“I know you’re right. I just—poor Mother. She has lost so much.”
“She has. But she still has a lot.” Robert pulled her in toward him and gave her a gentle peck on the cheek. “She has us. And, you might not have noticed, but she seemed thrilled to be able to relocate to Palm Beach.”
“You’re right, I suppose.” Ruth smiled softly. “She was always much happier there than Father was.”
“Yet another reason why I don’t understand the board seat. It isn’t as if she will be here to attend meetings.”
“No, she won’t. She will likely vote in absentia. Or appoint someone proxy. She has made it quite clear that her preference is to remain in Florida most of the year.”
“Exactly, I’m not sure why she is even keeping the Gramercy Park house. Perhaps we should see about moving there ourselves?” His eyes lit up slightly.
“Robert, it was their family home. I don’t want to live there! We have more than enough space in our townhouse. And that is actually ours.”
“Of course, darling. I love our townhouse, you know that. I was just thinking, if we lived in the mansion, I could convert a portion of it into an office for my private patients. It would be an efficient way to be near to home and manage all my work at the hospital and privately.”
Ruth stopped walking and looked at Robert for a moment. The idea of his having an office at home for his outpatient psychiatry practice was intriguing. But she decidedly did not want to live in her parents’ mansion, a place that had never felt much like a home to her to begin with.
“I think it would be too much for Mother not to have Gramercy Park waiting for her when she returns on visits. And, with the demands on all of us now that the war is escalating”—she took a sad, deep breath—“I don’t think there is any reason to make any changes. Anyway, if I were to move anywhere, it would be Magnolia Bluff.”
“Now there’s an idea! Why, I could convert the carriage house into a whole office suite!” Robert smiled as they began walking again. “And you are so happy there. You need a place that calms your nerves with the hospital being what it is these days—all the soldiers. I know it is hard on you.” He squeezed her hand tightly; he didn’t ever mention Harry directly, but she appreciated this subtle acknowledgment of her lingering pain. “I think a move to the beach might be really extraordinary for us.”
Ruth pondered the idea. Magnolia Bluff was the place where she was most at peace in the world. And with her father gone and the war raging, her emotions were ragged. At Magnolia Bluff, she could take solace in the happiest times of her life: the carefree days with Harry, the quiet weekends with Robert. It could be a wonderful salve to the pain she witnessed at the hospital.
“I say we do it!” She smiled and turned back to Robert, momentarily gleeful. “Of course, there will be times where work makes it impossible to commute—but we will have the townhouse for that. I love the idea. A peaceful retreat at the end of each day at Magnolia Bluff. Robert, yet again, your brilliance amazes me. Thank you.”
Chapter Seventeen
“Goddamnit! Goddamn them! Look what they’ve done to him. We have to help!” Estelle Lennox stood in Ruth’s office yelling and waving her arms to flag down imaginary aid for an imaginary patient.

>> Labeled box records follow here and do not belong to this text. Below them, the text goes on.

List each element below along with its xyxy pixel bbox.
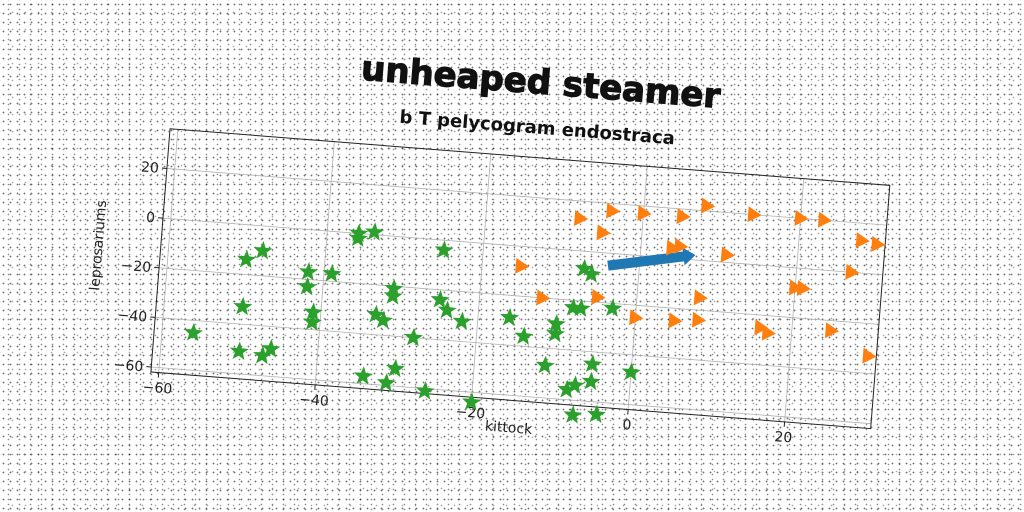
green-star-marker	[586, 404, 606, 424]
green-star-marker	[253, 240, 273, 260]
green-star-marker	[514, 326, 534, 345]
orange-triangle-marker	[700, 197, 716, 214]
orange-triangle-marker	[824, 322, 840, 339]
y-gridline	[166, 168, 887, 226]
green-star-marker	[574, 258, 594, 278]
orange-triangle-marker	[606, 202, 621, 219]
orange-triangle-marker	[676, 208, 691, 225]
orange-triangle-marker	[720, 246, 735, 263]
green-star-marker	[563, 405, 583, 424]
orange-triangle-marker	[761, 324, 776, 341]
x-tick-label: −20	[455, 404, 486, 422]
orange-triangle-marker	[796, 280, 811, 296]
green-star-marker	[366, 304, 386, 324]
green-star-marker	[322, 263, 342, 283]
y-tick-label: 0	[145, 210, 155, 227]
orange-triangle-marker	[515, 257, 530, 274]
y-tick-label: 20	[140, 159, 159, 176]
orange-triangle-marker	[855, 232, 870, 249]
green-star-marker	[376, 373, 396, 392]
orange-triangle-marker	[747, 206, 762, 223]
green-star-marker	[253, 345, 273, 365]
orange-triangle-marker	[596, 224, 611, 241]
orange-triangle-marker	[788, 279, 804, 296]
orange-triangle-marker	[693, 289, 708, 306]
orange-triangle-marker	[794, 209, 809, 226]
orange-triangle-marker	[668, 312, 683, 329]
green-star-marker	[302, 312, 322, 331]
green-star-marker	[385, 358, 405, 378]
x-tick-label: 20	[774, 429, 793, 446]
orange-triangle-marker	[637, 205, 652, 221]
green-star-marker	[582, 264, 602, 283]
green-star-marker	[233, 296, 253, 316]
green-star-marker	[299, 262, 319, 281]
vector-arrow	[607, 247, 696, 271]
orange-triangle-marker	[573, 210, 589, 226]
green-star-marker	[557, 379, 577, 399]
green-star-marker	[365, 222, 385, 241]
x-tick-label: −40	[299, 392, 330, 410]
x-axis-label: kittock	[484, 418, 533, 438]
orange-triangle-marker	[629, 309, 644, 326]
green-star-marker	[415, 381, 435, 400]
green-star-marker	[500, 307, 520, 327]
orange-triangle-marker	[817, 211, 833, 228]
x-tick-label: −60	[142, 379, 173, 397]
chart-subtitle: b T pelycogram endostraca	[399, 107, 676, 150]
orange-triangle-marker	[591, 288, 606, 305]
y-tick-label: −20	[121, 258, 152, 276]
green-star-marker	[621, 362, 641, 381]
orange-triangle-marker	[691, 311, 707, 328]
x-gridline	[314, 141, 335, 385]
green-star-marker	[303, 302, 323, 321]
green-star-marker	[237, 249, 257, 269]
green-star-marker	[535, 355, 555, 375]
green-star-marker	[437, 300, 457, 319]
y-gridline	[162, 217, 883, 276]
y-gridline	[159, 267, 879, 325]
orange-triangle-marker	[754, 319, 769, 336]
green-star-marker	[462, 392, 482, 411]
green-star-marker	[603, 298, 623, 317]
chart-title: unheaped steamer	[360, 49, 722, 117]
orange-triangle-marker	[871, 235, 886, 252]
plot-area: −60 −40 −20 0 20 −60 −40 −20 0 20	[113, 128, 891, 446]
green-star-marker	[353, 366, 373, 385]
green-star-marker	[546, 323, 566, 343]
x-gridline	[158, 129, 179, 373]
y-gridline	[155, 316, 875, 375]
green-star-marker	[374, 310, 393, 329]
green-star-marker	[434, 240, 454, 259]
orange-triangle-marker	[536, 289, 551, 306]
green-star-marker	[430, 289, 450, 309]
green-star-marker	[297, 276, 317, 296]
x-tick-label: 0	[622, 417, 632, 434]
green-star-marker	[581, 371, 601, 391]
y-axis-label: leprosariums	[87, 200, 110, 292]
green-star-marker	[563, 297, 583, 317]
orange-triangle-marker	[845, 263, 860, 280]
axes-frame	[150, 128, 891, 430]
y-tick-label: −60	[113, 357, 144, 375]
green-star-marker	[583, 354, 603, 373]
green-star-marker	[383, 286, 403, 305]
green-star-marker	[348, 228, 368, 247]
green-star-marker	[229, 341, 249, 360]
orange-triangle-marker	[862, 347, 877, 364]
orange-triangle-marker	[666, 239, 681, 256]
y-tick-label: −40	[117, 307, 148, 325]
y-gridline	[151, 366, 872, 425]
x-gridline	[471, 153, 492, 398]
green-star-marker	[452, 311, 472, 331]
green-star-marker	[184, 322, 203, 342]
green-star-marker	[546, 313, 566, 333]
green-star-marker	[404, 327, 424, 347]
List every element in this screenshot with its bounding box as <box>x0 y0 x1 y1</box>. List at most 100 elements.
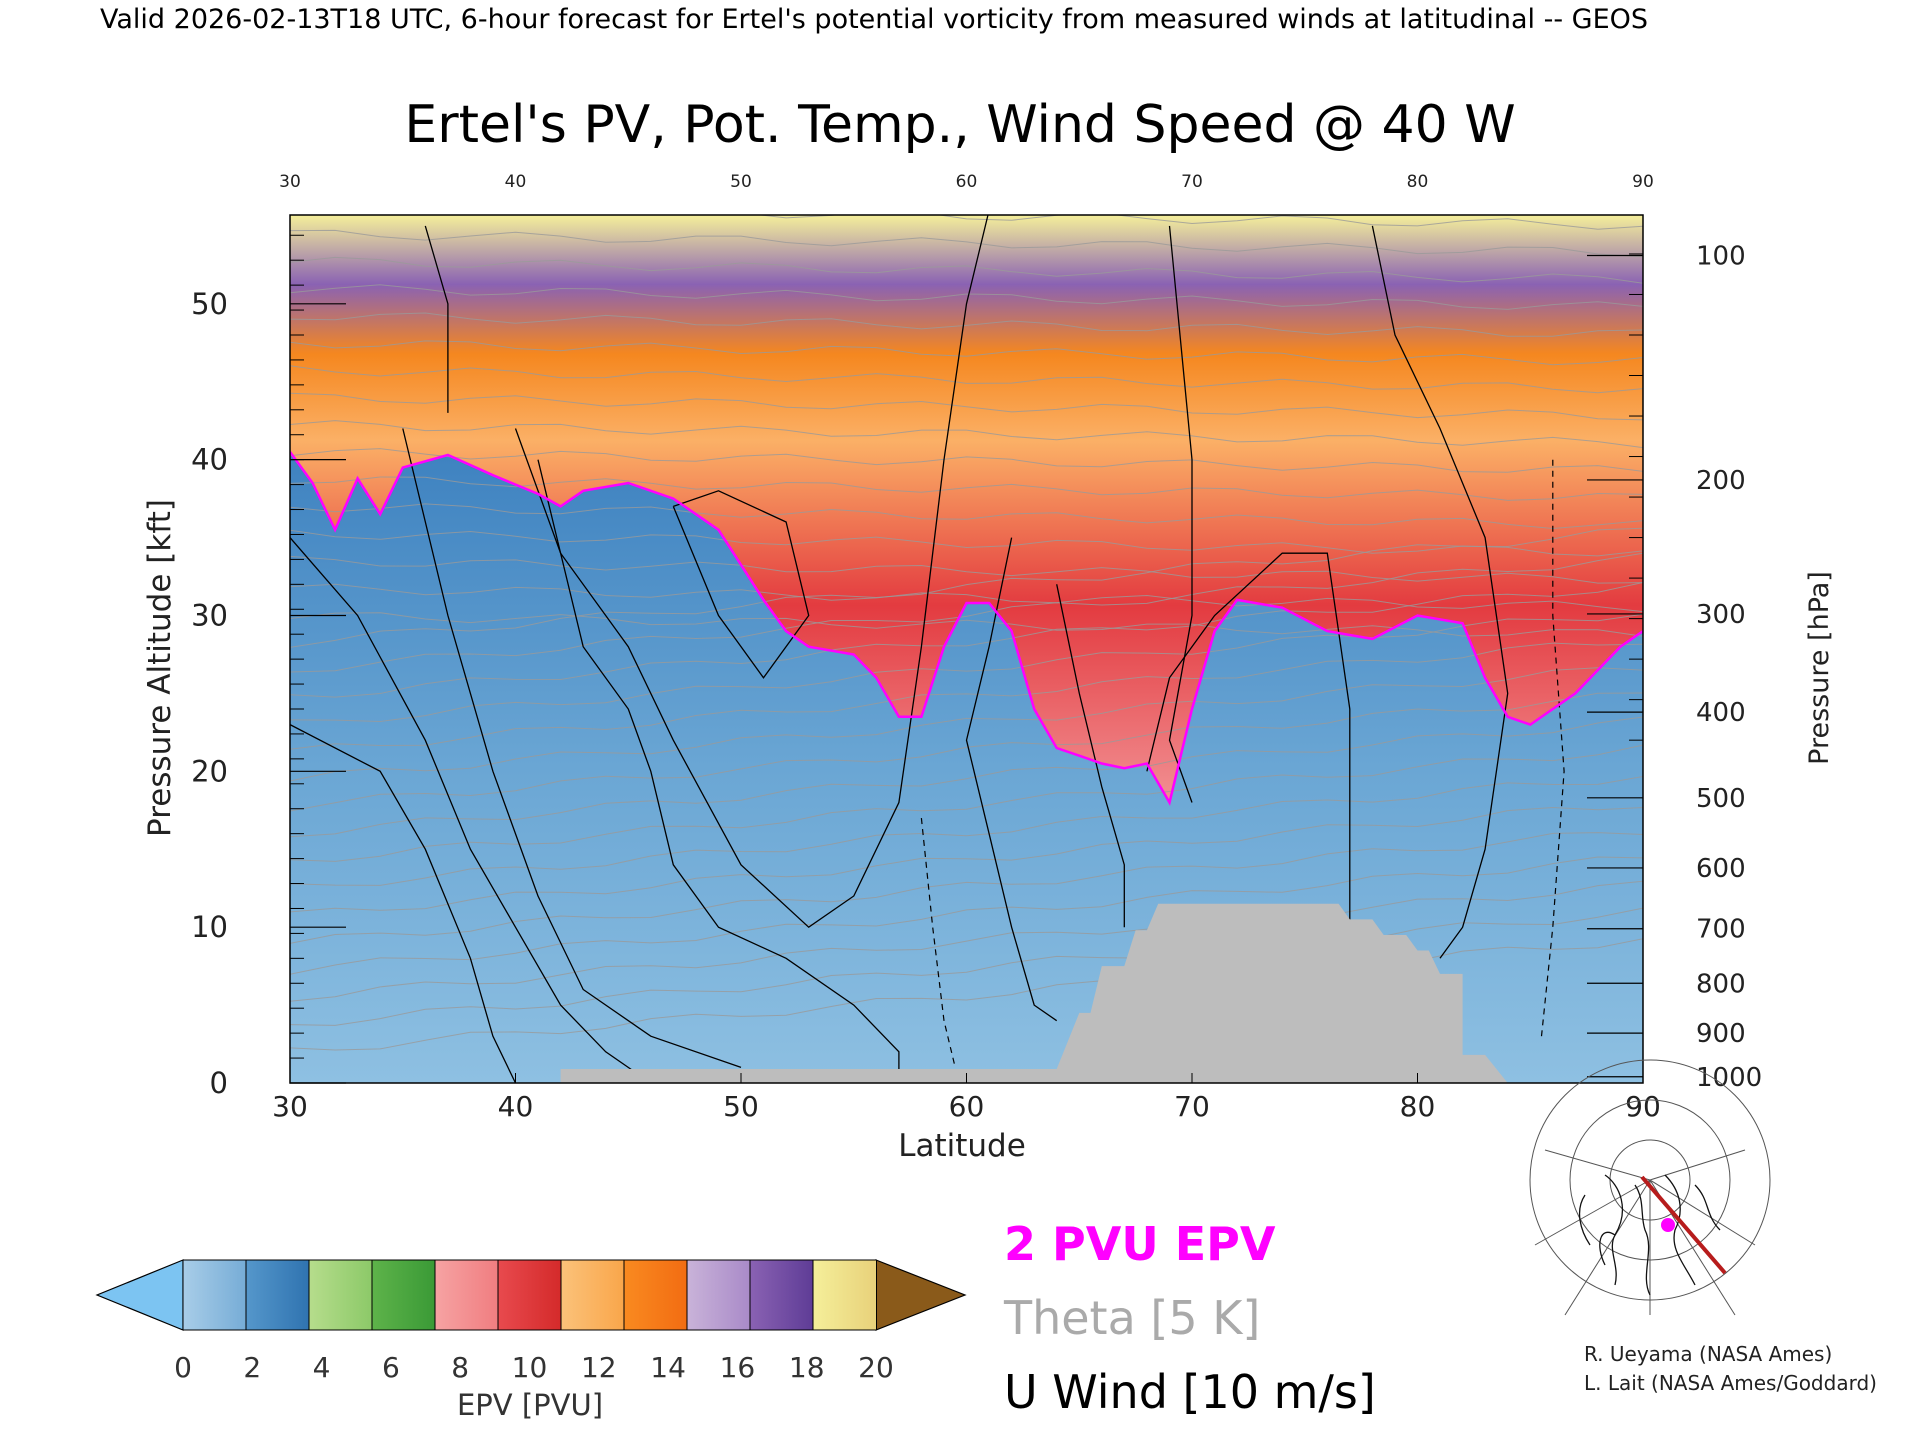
pressure-tick-label: 500 <box>1696 784 1746 814</box>
theta-contour <box>290 744 1643 862</box>
theta-contour <box>290 392 1643 421</box>
colorbar-tick-label: 12 <box>581 1351 617 1384</box>
map-coastlines <box>1578 1174 1721 1296</box>
theta-contour <box>290 229 1643 258</box>
theta-contour <box>597 215 1643 230</box>
theta-contour <box>290 880 1643 1002</box>
colorbar-label: EPV [PVU] <box>457 1388 603 1422</box>
pressure-tick-label: 100 <box>1696 242 1746 272</box>
map-location-marker <box>1661 1218 1675 1232</box>
theta-contour <box>290 284 1643 310</box>
wind-contour <box>402 428 742 1069</box>
x-tick-label: 90 <box>1625 1090 1661 1123</box>
colorbar-band <box>812 1259 877 1331</box>
theta-contour <box>290 832 1643 944</box>
colorbar-tick-label: 18 <box>789 1351 825 1384</box>
wind-contour <box>1168 225 1193 803</box>
top-tick-label: 60 <box>956 172 978 192</box>
wind-contour <box>290 537 652 1083</box>
map-track-line <box>1640 1175 1727 1275</box>
wind-contour <box>514 215 989 929</box>
theta-contour <box>290 716 1643 838</box>
y-tick-label: 50 <box>191 287 228 321</box>
colorbar-band <box>371 1259 436 1331</box>
x-axis-label: Latitude <box>898 1128 1026 1164</box>
colorbar-band <box>497 1259 562 1331</box>
colorbar-band <box>182 1259 247 1331</box>
wind-contour <box>1146 552 1351 928</box>
theta-contour <box>290 582 1643 698</box>
y-axis-label: Pressure Altitude [kft] <box>142 499 178 837</box>
theta-contour <box>290 555 1643 584</box>
x-tick-label: 60 <box>949 1090 985 1123</box>
colorbar-tick-label: 8 <box>451 1351 469 1384</box>
pressure-tick-label: 600 <box>1696 854 1746 884</box>
locator-map <box>1529 1059 1771 1316</box>
theta-contour <box>290 613 1643 723</box>
pressure-tick-label: 1000 <box>1696 1063 1762 1093</box>
theta-contour <box>290 907 1643 1026</box>
colorbar-under-arrow <box>95 1259 184 1331</box>
wind-contour <box>672 490 810 679</box>
theta-contour <box>290 340 1643 366</box>
theta-contour <box>290 692 1643 812</box>
top-tick-label: 80 <box>1407 172 1429 192</box>
colorbar: 0 2 4 6 8 10 12 14 16 18 20 <box>95 1259 967 1384</box>
colorbar-band <box>308 1259 373 1331</box>
theta-contour <box>290 503 1643 530</box>
y-tick-label: 10 <box>191 910 228 944</box>
colorbar-tick-label: 6 <box>382 1351 400 1384</box>
theta-contour <box>290 583 1643 613</box>
theta-contour <box>290 312 1643 337</box>
pressure-tick-label: 200 <box>1696 466 1746 496</box>
surface-mask <box>560 903 1508 1083</box>
theta-contour <box>290 365 1643 394</box>
top-tick-label: 90 <box>1632 172 1654 192</box>
colorbar-band <box>434 1259 499 1331</box>
credit-line-2: L. Lait (NASA Ames/Goddard) <box>1584 1371 1877 1395</box>
colorbar-over-arrow <box>875 1259 967 1331</box>
colorbar-tick-label: 2 <box>243 1351 261 1384</box>
theta-contour <box>290 256 1643 284</box>
top-axis-ticks: 30 40 50 60 70 80 90 <box>279 172 1654 192</box>
wind-contour-negative <box>1540 459 1565 1037</box>
colorbar-tick-label: 0 <box>174 1351 192 1384</box>
x-tick-label: 80 <box>1400 1090 1436 1123</box>
plot-area <box>290 215 1643 1083</box>
wind-contour <box>1371 225 1509 959</box>
pressure-tick-label: 300 <box>1696 600 1746 630</box>
colorbar-tick-label: 20 <box>858 1351 894 1384</box>
top-tick-label: 70 <box>1181 172 1203 192</box>
colorbar-tick-label: 16 <box>720 1351 756 1384</box>
y-tick-label: 20 <box>191 754 228 788</box>
map-graticule <box>1529 1059 1771 1316</box>
top-tick-label: 40 <box>505 172 527 192</box>
theta-contour <box>290 776 1643 886</box>
theta-contour <box>290 612 1643 637</box>
x-tick-label: 40 <box>498 1090 534 1123</box>
theta-contour <box>290 527 1643 648</box>
chart-title: Ertel's PV, Pot. Temp., Wind Speed @ 40 … <box>404 95 1515 155</box>
colorbar-band <box>560 1259 625 1331</box>
wind-contour <box>965 537 1058 1022</box>
legend-entry-epv: 2 PVU EPV <box>1004 1217 1276 1271</box>
y-axis-ticks: 0 10 20 30 40 50 <box>191 234 346 1100</box>
pressure-tick-label: 900 <box>1696 1019 1746 1049</box>
theta-contour <box>290 529 1643 557</box>
x-tick-label: 30 <box>272 1090 308 1123</box>
pressure-tick-label: 700 <box>1696 915 1746 945</box>
theta-contour <box>290 448 1643 473</box>
theta-contour <box>290 642 1643 750</box>
legend-entry-wind: U Wind [10 m/s] <box>1004 1365 1376 1419</box>
wind-contour <box>290 724 517 1083</box>
colorbar-band <box>686 1259 751 1331</box>
wind-contour <box>424 225 449 413</box>
theta-contour <box>290 667 1643 782</box>
legend: 2 PVU EPV Theta [5 K] U Wind [10 m/s] <box>1003 1217 1376 1419</box>
tropopause-2pvu-line <box>290 451 1643 806</box>
credit-line-1: R. Ueyama (NASA Ames) <box>1584 1342 1832 1366</box>
x-tick-label: 50 <box>723 1090 759 1123</box>
colorbar-band <box>245 1259 310 1331</box>
wind-contour-negative <box>920 818 956 1068</box>
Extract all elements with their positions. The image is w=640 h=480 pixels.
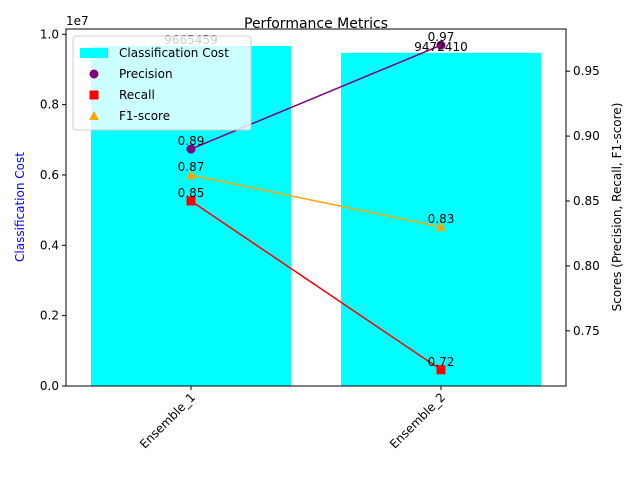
recall-point xyxy=(436,365,446,375)
bar-ensemble_2 xyxy=(341,52,541,386)
left-axis-label: Classification Cost xyxy=(13,152,27,262)
precision-line xyxy=(190,44,442,150)
legend-label: Precision xyxy=(119,67,173,81)
left-axis-ticks: 0.0 0.2 0.4 0.6 0.8 1.0 xyxy=(40,27,66,393)
precision-point xyxy=(186,144,196,154)
series-lines-layer xyxy=(190,44,442,371)
series-markers-layer xyxy=(186,40,446,375)
right-tick-label: 0.75 xyxy=(573,324,600,338)
f1-score-point xyxy=(186,170,196,180)
recall-point xyxy=(186,196,196,206)
legend-label: Recall xyxy=(119,88,155,102)
recall-value-label: 0.85 xyxy=(178,186,205,200)
left-tick-label: 0.0 xyxy=(40,379,59,393)
right-tick-label: 0.85 xyxy=(573,194,600,208)
left-tick-label: 1.0 xyxy=(40,27,59,41)
x-axis-ticks: Ensemble_1 Ensemble_2 xyxy=(137,386,448,451)
f1-score-point xyxy=(436,222,446,232)
right-axis-ticks: 0.75 0.80 0.85 0.90 0.95 xyxy=(566,64,600,338)
left-tick-label: 0.8 xyxy=(40,98,59,112)
legend-label: Classification Cost xyxy=(119,46,229,60)
precision-value-label: 0.89 xyxy=(178,134,205,148)
legend-marker-recall xyxy=(89,90,99,100)
recall-value-label: 0.72 xyxy=(428,355,455,369)
recall-line xyxy=(190,200,442,371)
right-tick-label: 0.80 xyxy=(573,259,600,273)
bar-value-label: 9472410 xyxy=(414,40,467,54)
legend-label: F1-score xyxy=(119,109,170,123)
legend-swatch-classification-cost xyxy=(80,48,108,58)
x-tick-label: Ensemble_2 xyxy=(387,390,448,451)
right-tick-label: 0.95 xyxy=(573,64,600,78)
left-tick-label: 0.4 xyxy=(40,238,59,252)
right-axis-label: Scores (Precision, Recall, F1-score) xyxy=(610,103,624,312)
left-axis-offset-label: 1e7 xyxy=(66,14,89,28)
legend-marker-precision xyxy=(89,69,99,79)
legend-marker-f1-score xyxy=(89,111,99,121)
left-tick-label: 0.6 xyxy=(40,168,59,182)
x-tick-label: Ensemble_1 xyxy=(137,390,198,451)
chart-title: Performance Metrics xyxy=(244,16,388,32)
f1-score-value-label: 0.83 xyxy=(428,212,455,226)
precision-point xyxy=(436,40,446,50)
right-tick-label: 0.90 xyxy=(573,129,600,143)
precision-value-label: 0.97 xyxy=(428,30,455,44)
left-tick-label: 0.2 xyxy=(40,309,59,323)
legend: Classification Cost Precision Recall F1-sco… xyxy=(72,35,252,131)
legend-frame xyxy=(72,35,252,131)
f1-score-line xyxy=(190,174,442,228)
f1-score-value-label: 0.87 xyxy=(178,160,205,174)
plot-frame xyxy=(65,28,567,387)
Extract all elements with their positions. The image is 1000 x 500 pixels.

“She’s been like this for months,” her father said quietly as he sat in the chair beside her, the eggplant-colored circles under his eyes revealing the toll his daughter’s behavior had taken. “I thought she’d improve when the navy discharged her, when she was no longer taking care of all these wounded soldiers. But it’s been two months and she’s gotten so much worse. Sometimes I even wonder if she’ll hurt someone—me, or herself.” He placed his face in his hands and took a deep breath. “I’m a widower, Mrs. Apter, and I need to work. I just don’t know how to take care of her on my own.”